A few months back, I promised you all that I’d review my Jane’s Agenda Junior Discbound Notebook once I’d had a little bit of time to play around with it properly.
Well, by this stage I’ve had oodles of time to play with it, and I’m finally going to share my thoughts with you all.
I suppose I should start with the two main pros of the discbound notebook system, for me anyway. The first, and the main reason I purchased this
The main reason I purchased this notebook was my desire to minimise the bullet journal process. My theory is that once the notebook is full, I can remove all the pages, scan them into my computer, and then get shot of the physical copies. This way I can still reference my old notebooks and look back on the memories they contain, but I don’t have to have shelves littered with old bullet journals I don’t use anymore. I’m almost at the point of scanning a few pages already, and so far so good – I definitely think if you’re looking to digitise your old journals this is a good system to go with.
The second reason I bought this notebook was to better organise and divide my journal. I’ve got to be honest, I suck at keeping an index filled in properly. In fact, I don’t think any of my older journals contain accurate indexes. With the discbound system, I can shift pages around and so can use dividers to organise rather than an index. This has worked wonderfully for me, I’m really enjoying being able to see all the different pages in a section in the one place.

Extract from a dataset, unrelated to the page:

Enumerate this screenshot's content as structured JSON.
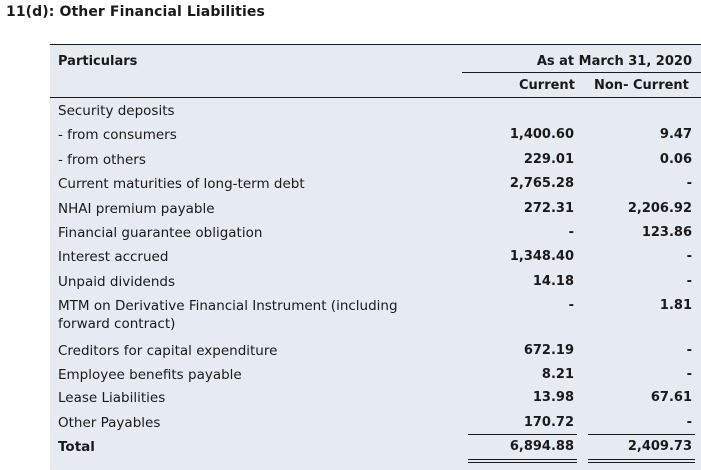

Essentially, this notebook was exactly what I was expecting from the system, but let’s look at the notebook itself.
First of all, it has to be said that this notebook is expensive, especially if you have to pay for international shipping (like myself). It’s something to be careful of, as I had to pay customs fees when the parcel arrived at my door which were not mentioned before purchasing. However, the flexibility and customisability of this journal is a major plus that a lot of other notebooks don’t have, so it’s something to consider.
In terms of notebook specifics, I have mixed feelings. At first glance, the cover isn’t great. Although the marble image is amazing and right up my alley, the actual production/lamination of the cover does look a bit cheap (and this notebook was anything but cheap), I’d really like to upgrade this in the future.
However, it’s one of the most accessible discbound notebooks available, so I’d still say it’s a good starting point if you’re wanting to try the system, the cover and discs can always be changed later if you want to.
The real selling point of this specific discbound notebook, and shop in general, is the paper quality. I get absolutely no bleed through with any of my pens and very minimal ghosting. The dots are similar in size and boldness to the Leuchtturm 1917 notebooks, meaning after you write on the page they blend in nicely and don’t leave your spreads looking unduly cluttered. All in all, this is probably my favourite thing about this notebook and is indeed the reason I’ve just placed an order for more paper!
Overall, I’d recommend this notebook to anyone wanting to try out the discbound system, it’s a good place to start and it’ll give you a feel for the differences between a discbound and a ‘traditional’ bullet journal.
I will admit that I want to swap out the discs and the cover in the future, and I’m looking for UK based businesses to buy dotted paper from in the future (to cut the cost down a little bit and help my order get here more speedily) but I have absolutely no regrets in ordering this notebook and plan to keep using it for a long time.
I hope you guys found this post helpful if you’re in the market for a new notebook. I’d love to hear about the notebooks you use for your bullet journaling or to do lists, it’s important to keep switching things up and keeping things fresh so I’m always looking for new homes for my bullet journaling. See you in the comments!